My goal was to see which numeric values where most affected by one another.

# Create modidified DF including only numeric features
num_approval_data = approval_data.select_dtypes(include=['number'])
corr_approval_data = num_approval_data.corr()

sns.heatmap(corr_approval_data, annot=False, cmap="magma")
plt.show()

# Create modidified DF excluding non-numeric features
num_approval_data <- approval_data[, c("Age", "Debt", "Married",
                            "BankAccount", "YearsEmployed", "PriorDefault",
                            "Employed", "CreditScore", "DriversLicense",
                            "Income", "Approved")]
corr_approval_data <- cor(num_approval_data)
corrplot(corr_approval_data, method='color')

Insight

From this, I gathered that age and income are strongly correlated.

Gender affecting income violin plot (non-numeric)

My goal is to use the categorical feauture ‘Gender’ to find disparity in income.

Python

sns.violinplot(data=approval_data, x='Gender', y='Income')
plt.show()

R

ggplot(approval_data, aes(x=Gender, y=Income)) +
  geom_violin(fill = "cornflowerblue") +
  stat_summary(geom = "point", color = "orange") + 
  theme_classic()

Insight

From this, I have gathered that even though males have a higher maximum, both genders appear surpisingly similar.

Final Summary & Reflection

Assumptions

I came into this analysis with minimal assumptions and values.
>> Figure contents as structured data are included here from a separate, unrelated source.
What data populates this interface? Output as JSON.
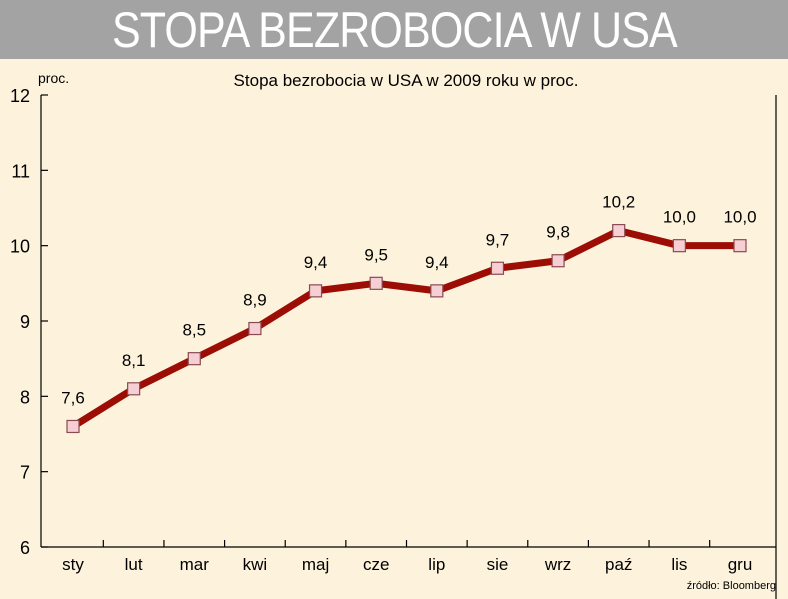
{
  "header": {
    "title": "STOPA BEZROBOCIA W USA"
  },
  "chart_data": {
    "type": "line",
    "title": "Stopa bezrobocia w USA w 2009 roku w proc.",
    "ylabel": "proc.",
    "xlabel": "",
    "categories": [
      "sty",
      "lut",
      "mar",
      "kwi",
      "maj",
      "cze",
      "lip",
      "sie",
      "wrz",
      "paź",
      "lis",
      "gru"
    ],
    "series": [
      {
        "values": [
          7.6,
          8.1,
          8.5,
          8.9,
          9.4,
          9.5,
          9.4,
          9.7,
          9.8,
          10.2,
          10.0,
          10.0
        ],
        "labels": [
          "7,6",
          "8,1",
          "8,5",
          "8,9",
          "9,4",
          "9,5",
          "9,4",
          "9,7",
          "9,8",
          "10,2",
          "10,0",
          "10,0"
        ],
        "color": "#9b0d05",
        "marker_fill": "#f6cfd4",
        "marker_stroke": "#8a4a52"
      }
    ],
    "ylim": [
      6,
      12
    ],
    "yticks": [
      "6",
      "7",
      "8",
      "9",
      "10",
      "11",
      "12"
    ],
    "grid": false,
    "source": "źródło: Bloomberg"
  },
  "colors": {
    "background": "#fdf3dc",
    "header_bg": "#a3a3a3",
    "header_text": "#ffffff"
  }
}
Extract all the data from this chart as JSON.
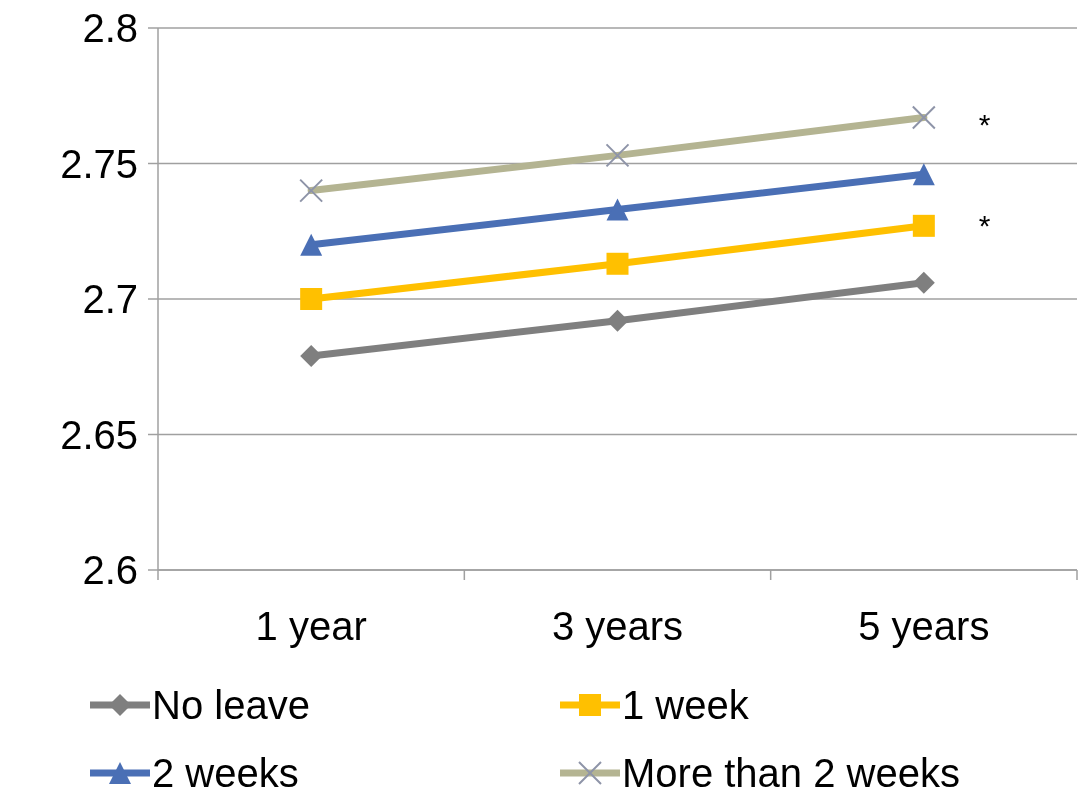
{
  "chart_data": {
    "type": "line",
    "categories": [
      "1 year",
      "3 years",
      "5 years"
    ],
    "series": [
      {
        "name": "No leave",
        "color": "#7f7f7f",
        "marker": "diamond",
        "values": [
          2.679,
          2.692,
          2.706
        ]
      },
      {
        "name": "1 week",
        "color": "#ffc000",
        "marker": "square",
        "values": [
          2.7,
          2.713,
          2.727
        ]
      },
      {
        "name": "2 weeks",
        "color": "#4a6fb5",
        "marker": "triangle",
        "values": [
          2.72,
          2.733,
          2.746
        ]
      },
      {
        "name": "More than 2 weeks",
        "color": "#b4b492",
        "marker": "cross",
        "values": [
          2.74,
          2.753,
          2.767
        ]
      }
    ],
    "ylim": [
      2.6,
      2.8
    ],
    "yticks": [
      2.6,
      2.65,
      2.7,
      2.75,
      2.8
    ],
    "grid": "y",
    "legend": "bottom",
    "annotations": [
      {
        "text": "*",
        "x": "5 years",
        "y": 2.767
      },
      {
        "text": "*",
        "x": "5 years",
        "y": 2.73
      }
    ]
  }
}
However, some did shape what I was looking for. For example, I was most interested in how attributes that people had no control of (gender, ethnicity) play a role. I believe that a model should be trained on people’s decisions. So I was assuming that gender and ethnicity would play less of a role; however, I was proven somewhat wrong.

Fairness

I believe it is clear based on my prior analysis that some aspects of this dataset are too limited and in need of context to be used for modeling. As we could see with the ethnicity participants, there may have been some representational harm. Many applicants of a particular ethnicity might be highly affected by the majority industry of their ethnicity. This could affect fairness in a negative way.

Biblical Principles

Data visualization and presentation are becoming more and more scrutinized for their lack of credibility. There is a strong temptation to fall to the pressure of one’s superiors, investors, or anyone around them. That is why it is important to have biblical principles surrounding oneself to keep from these temptations. The verse in Micah calls us to realize that all are deserving of justice and kindness, so we should fight to stay away from unfairness. The verse in Genesis describes how we are all trusted by God to work and keep a responsibility. We should be thankful for what God has given us and work at it to the best of our ability. The Ephesians verse reminds us that even though there can sometimes be an uncountable number of participants, we must realize that we are all one in Christ and therefore all deserving of truth and fairness.